Vazen 4

La scénographie semble mal chronométrée. La seconde vague de baignade s’échelonne au hasard. La mer baisse et avec elle la température. La large étendue de sable de cette anse réchauffe la flotte doucement. Comme une menace bientôt le ciel se couvrira. Ceux malins ou avertis se hâtent vers une deuxième baignade. Certains moins prévoyant rejoignent juste leurs gosses trop occupés à jouer pour ressentir la fraîcheur.

Les adultes, grandes sœurs ou cousines, sont préposés à les sortir de l’eau. Elles insistent et cajolent, réfutent boudeusement la possibilité de mouiller leur bronzage soigneusement crémé. Peut-être regrettent-elles vaguement le plaisir sans partage d’heures écoulées dans trente centimètres d’eau.

Qui n’aimerait pas s’en foutre éperdument de ce qui va venir après ? Qui oserait penser que l’enfance n’a pas ses soucis obstinément réfutés dans l’acharnement du jeu ?

Chassé-croisé de baignade et de quatre-heure. Des biscuits engouffrés avec un appétit dévorant. On se fait asticot pour échapper à la crème solaire. Le jeu soudain moins urgent suscite des scissions. Terrible solitude de l’enfant boudeur, inquiet peut-être de voir les premiers départs.

Quelques nuages et le soir se devine dans une prémonition inquiète.

La plage se découvre, l’espace se libère. Les grands-enfants le colonisent. Arrivés discrètement, les pères défient leur fils aux raquettes. La compétition comme façon de se distraire comme si sa vie en dépendait. Une fois rentable, le plaisir en est-il encore ?

Le niveau indique une longue pratique. Les échanges s’éternisent. À ne jamais tomber, le bruit de la balle forme une rumeur en accord avec celle des vagues. Une sorte de calme après l’agitation.

Pour suspendre l’éclat de ce refuge, prenons un peu de hauteur. Suivons, sur l’autre face, ce basset qui, de loin, devance des promeneurs. Il ne voit aucune raison, lui, de s’arrêter à l’entrée de la plage. Un simple instant d’hésitation pour savoir comment franchir le ru qui dévale vers la mer. Il saute et jappe. Sa queue ne cessera de battre, heureuse, durant toute l’ascension.

Ses maîtres gueulent, s’indignent de ne pas le voir obéir. Il s’en fout, se réjouit de les voir partager enfin autre chose que des vacheries. Un instant, d’en haut, le spectacle les apaise.

De l’autre côté, l’anse paraît plus encaissée, la plage se devine plus rocheuse. Certains ne jurent que par ce côté, arrivent tardivement comme pour n’avoir pas de place sur le sable sec. Un peu plus de calme à se casser le dos sur des cailloux.

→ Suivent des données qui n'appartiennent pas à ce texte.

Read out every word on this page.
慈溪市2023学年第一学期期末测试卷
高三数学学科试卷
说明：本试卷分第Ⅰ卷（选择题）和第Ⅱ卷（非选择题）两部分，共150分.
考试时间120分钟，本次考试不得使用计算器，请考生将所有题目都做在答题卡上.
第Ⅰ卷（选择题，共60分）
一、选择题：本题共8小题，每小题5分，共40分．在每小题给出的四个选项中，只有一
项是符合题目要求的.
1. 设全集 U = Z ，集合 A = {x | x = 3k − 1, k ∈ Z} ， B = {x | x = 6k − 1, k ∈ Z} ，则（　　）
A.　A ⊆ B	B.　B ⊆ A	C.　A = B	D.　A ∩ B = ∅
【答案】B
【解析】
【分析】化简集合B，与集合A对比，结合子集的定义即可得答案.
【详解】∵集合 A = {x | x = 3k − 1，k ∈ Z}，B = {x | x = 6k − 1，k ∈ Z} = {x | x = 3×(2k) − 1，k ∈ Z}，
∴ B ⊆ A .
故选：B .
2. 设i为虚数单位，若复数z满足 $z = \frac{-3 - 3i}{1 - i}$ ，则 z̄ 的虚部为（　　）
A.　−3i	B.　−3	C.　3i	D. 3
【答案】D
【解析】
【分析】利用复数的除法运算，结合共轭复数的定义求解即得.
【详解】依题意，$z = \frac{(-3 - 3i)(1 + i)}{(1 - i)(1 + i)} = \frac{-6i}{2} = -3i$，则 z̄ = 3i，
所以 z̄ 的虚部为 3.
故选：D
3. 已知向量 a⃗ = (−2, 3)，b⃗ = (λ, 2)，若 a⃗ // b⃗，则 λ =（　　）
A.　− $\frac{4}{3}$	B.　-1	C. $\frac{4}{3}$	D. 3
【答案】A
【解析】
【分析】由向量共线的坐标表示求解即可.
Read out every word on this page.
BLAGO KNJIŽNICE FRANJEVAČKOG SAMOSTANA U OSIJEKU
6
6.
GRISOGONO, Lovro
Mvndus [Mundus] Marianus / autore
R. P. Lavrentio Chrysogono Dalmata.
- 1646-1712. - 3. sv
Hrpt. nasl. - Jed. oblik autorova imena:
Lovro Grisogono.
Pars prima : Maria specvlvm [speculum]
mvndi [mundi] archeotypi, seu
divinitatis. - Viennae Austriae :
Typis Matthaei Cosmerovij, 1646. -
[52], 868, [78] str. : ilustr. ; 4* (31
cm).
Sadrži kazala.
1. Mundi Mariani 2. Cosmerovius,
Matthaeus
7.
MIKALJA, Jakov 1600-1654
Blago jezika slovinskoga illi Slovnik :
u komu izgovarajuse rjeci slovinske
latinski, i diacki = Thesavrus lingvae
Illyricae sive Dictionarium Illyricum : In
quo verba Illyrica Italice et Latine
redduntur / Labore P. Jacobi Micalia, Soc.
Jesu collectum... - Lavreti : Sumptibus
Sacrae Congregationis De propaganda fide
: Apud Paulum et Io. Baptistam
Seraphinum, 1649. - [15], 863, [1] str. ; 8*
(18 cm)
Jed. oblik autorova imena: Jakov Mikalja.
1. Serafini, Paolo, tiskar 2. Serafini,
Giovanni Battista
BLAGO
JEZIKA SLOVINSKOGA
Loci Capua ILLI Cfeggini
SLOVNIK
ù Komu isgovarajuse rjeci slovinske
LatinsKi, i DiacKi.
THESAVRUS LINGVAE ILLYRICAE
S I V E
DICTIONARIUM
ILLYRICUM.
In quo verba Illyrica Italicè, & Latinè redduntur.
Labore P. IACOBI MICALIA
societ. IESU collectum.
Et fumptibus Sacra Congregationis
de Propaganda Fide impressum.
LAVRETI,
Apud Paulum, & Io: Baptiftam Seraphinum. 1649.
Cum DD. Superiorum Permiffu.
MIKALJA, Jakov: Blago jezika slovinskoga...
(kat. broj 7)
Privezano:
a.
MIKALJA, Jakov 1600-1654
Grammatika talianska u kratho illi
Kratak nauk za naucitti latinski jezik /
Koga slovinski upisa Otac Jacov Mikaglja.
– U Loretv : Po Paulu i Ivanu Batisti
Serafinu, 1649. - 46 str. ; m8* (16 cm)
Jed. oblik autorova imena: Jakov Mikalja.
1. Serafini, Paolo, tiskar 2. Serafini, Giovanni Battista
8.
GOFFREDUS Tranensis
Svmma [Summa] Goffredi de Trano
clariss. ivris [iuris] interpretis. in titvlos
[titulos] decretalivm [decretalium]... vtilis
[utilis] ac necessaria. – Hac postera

À moins que ce ne soit l’habitude, on les repère à ça les campeurs : une certaine pratique de l’inconfort. Une tradition à conserver à tout prix. Sur des terrains, achetés ou légués, ces estivants entretiennent un autre rapport à la terre. Une forme d’écologie sans eau ni électricité. Peut-être même une plus forte capacité à jouir de ce soleil et du repos auquel il invite. Laissons-les somnoler.

La mer maintenant découvre des criques. Tout à l’heure des plongeurs amateurs, au tuba, en exploraient les algues flottantes, les courbes mystérieuses. Désormais, avec harpon et bouée de suivie, les plongeurs, plus âgés, se lancent dans la pêche à l’araignée, de l’autre côté du rocher dont les flancs sont découverts.

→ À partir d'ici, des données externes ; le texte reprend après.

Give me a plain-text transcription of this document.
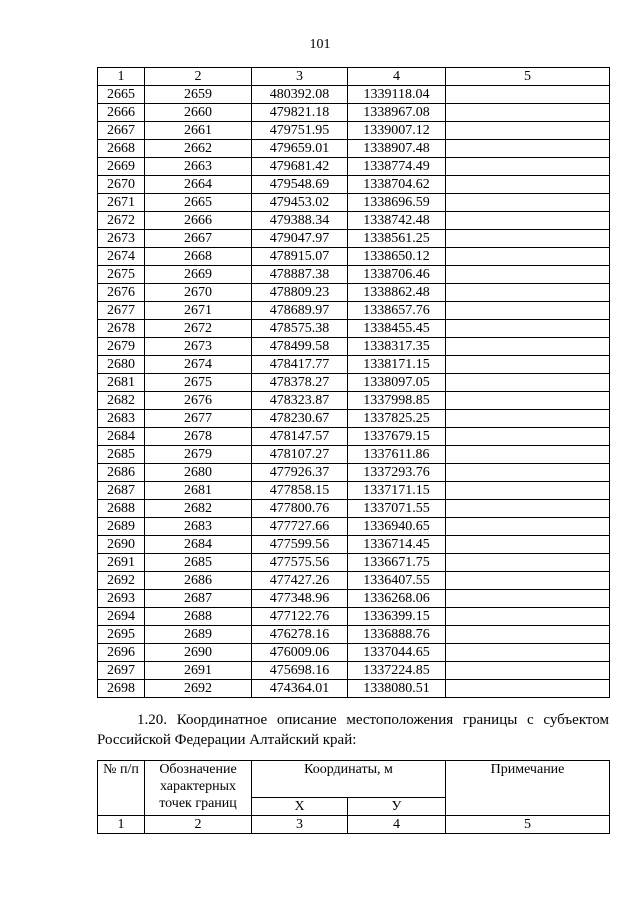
101
1	2	3	4	5
2665	2659	480392.08	1339118.04	
2666	2660	479821.18	1338967.08	
2667	2661	479751.95	1339007.12	
2668	2662	479659.01	1338907.48	
2669	2663	479681.42	1338774.49	
2670	2664	479548.69	1338704.62	
2671	2665	479453.02	1338696.59	
2672	2666	479388.34	1338742.48	
2673	2667	479047.97	1338561.25	
2674	2668	478915.07	1338650.12	
2675	2669	478887.38	1338706.46	
2676	2670	478809.23	1338862.48	
2677	2671	478689.97	1338657.76	
2678	2672	478575.38	1338455.45	
2679	2673	478499.58	1338317.35	
2680	2674	478417.77	1338171.15	
2681	2675	478378.27	1338097.05	
2682	2676	478323.87	1337998.85	
2683	2677	478230.67	1337825.25	
2684	2678	478147.57	1337679.15	
2685	2679	478107.27	1337611.86	
2686	2680	477926.37	1337293.76	
2687	2681	477858.15	1337171.15	
2688	2682	477800.76	1337071.55	
2689	2683	477727.66	1336940.65	
2690	2684	477599.56	1336714.45	
2691	2685	477575.56	1336671.75	
2692	2686	477427.26	1336407.55	
2693	2687	477348.96	1336268.06	
2694	2688	477122.76	1336399.15	
2695	2689	476278.16	1336888.76	
2696	2690	476009.06	1337044.65	
2697	2691	475698.16	1337224.85	
2698	2692	474364.01	1338080.51	
1.20. Координатное описание местоположения границы с субъектом Российской Федерации Алтайский край:
№ п/п	Обозначение характерных точек границ	Координаты, м		Примечание
		X	У	
1	2	3	4	5
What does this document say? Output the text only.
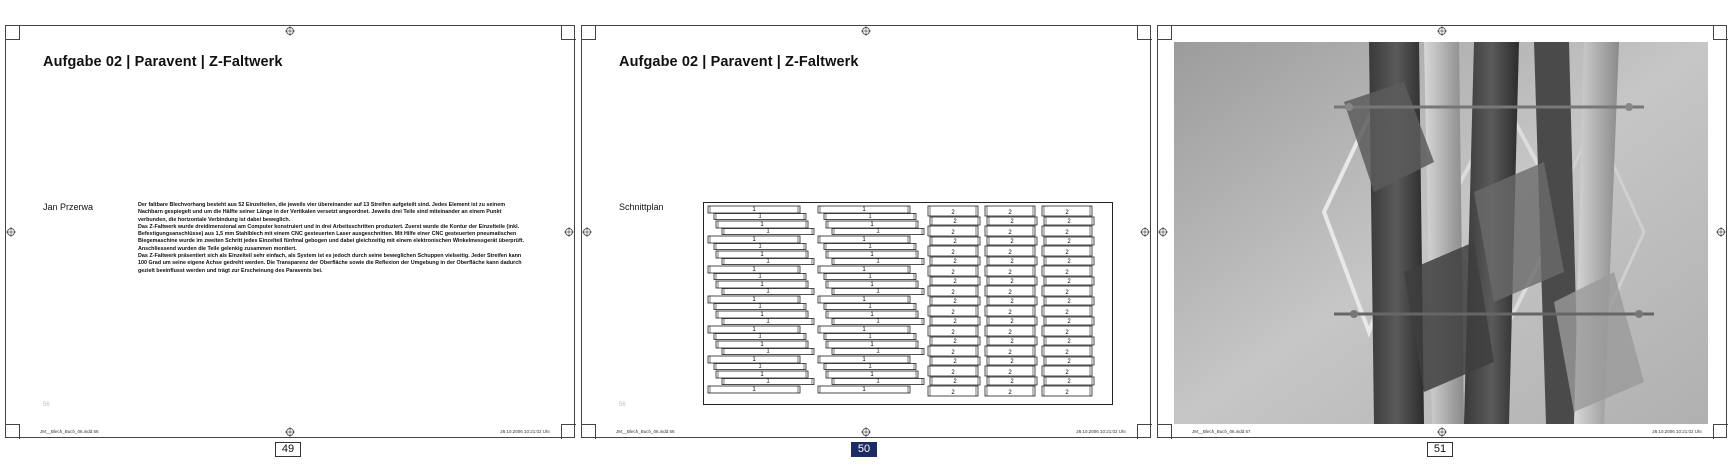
Aufgabe 02 | Paravent | Z-Faltwerk
Jan Przerwa	Der faltbare Blechvorhang besteht aus 52 Einzelteilen, die jeweils vier übereinander auf 13 Streifen aufgeteilt sind. Jedes Element ist zu seinem Nachbarn gespiegelt und um die Hälfte seiner Länge in der Vertikalen versetzt angeordnet. Jeweils drei Teile sind miteinander an einem Punkt verbunden, die horizontale Verbindung ist dabei beweglich.

Das Z-Faltwerk wurde dreidimensional am Computer konstruiert und in drei Arbeitsschritten produziert. Zuerst wurde die Kontur der Einzelteile (inkl. Befestigungsanschlüsse) aus 1,5 mm Stahlblech mit einem CNC gesteuerten Laser ausgeschnitten. Mit Hilfe einer CNC gesteuerten pneumatischen Biegemaschine wurde im zweiten Schritt jedes Einzelteil fünfmal gebogen und dabei gleichzeitig mit einem elektronischen Winkelmessgerät überprüft. Anschliessend wurden die Teile gelenkig zusammen montiert.

Das Z-Faltwerk präsentiert sich als Einzelteil sehr einfach, als System ist es jedoch durch seine beweglichen Schuppen vielseitig. Jeder Streifen kann 100 Grad um seine eigene Achse gedreht werden. Die Transparenz der Oberfläche sowie die Reflexion der Umgebung in der Oberfläche kann dadurch gezielt beeinflusst werden und trägt zur Erscheinung des Paravents bei.

56
JM__Blech_Buch_06.indd 56	26.10.2006 10:21:02 Uhr
Aufgabe 02 | Paravent | Z-Faltwerk
Schnittplan	1
1
1
1
1
1
1
1
1
1
1
1
1
1
1
1
1
1
1
1
1
1
1
1
1
1
1
1
1
1
1
1
1
1
1
1
1
1
1
1
1
1
1
1
1
1
1
1
1
1
2
2
2
2
2
2
2
2
2
2
2
2
2
2
2
2
2
2
2
2
2
2
2
2
2
2
2
2
2
2
2
2
2
2
2
2
2
2
2
2
2
2
2
2
2
2
2
2
2
2
2
2
2
2
2
2
2
56
JM__Blech_Buch_06.indd 56	26.10.2006 10:21:02 Uhr	JM__Blech_Buch_06.indd 57	26.10.2006 10:21:02 Uhr
49	50	51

De petits groupes essaiment partout sur les espaces découverts. À l’abri des rochers on pourrait presque croire robinsonner. On enterre les bouteilles d’eau même si on sait le soleil à ses derniers éclats. On sermonne à peine les enfants lancés dans dendiablées parties de foot. Temps déjà de se changer, d’enfiler un t-shirt sur une peau trop chaude.

Les plus entreprenant pense à l’apéro, une bière de fin d’après-midi au café près de l’épicerie. C’est sur la route ou presque.

Plus personne dans l’eau. Sur ce signal, la plage se vide. Temps si vite passé de la baignade et des rires. On se salue en repliant l’équipement. On se sait trop chargé. On se demande pourquoi on s’entête à enlever avec tant d’entêtement le sable de nos sandales. La douche est la seule issue de cette journée irradiée. Sur le sentier, on se dit que, demain, on changera peut-être de plage. On verra selon la marée dont, déjà, on a oublié les horaires. On sera là quand même. Demain.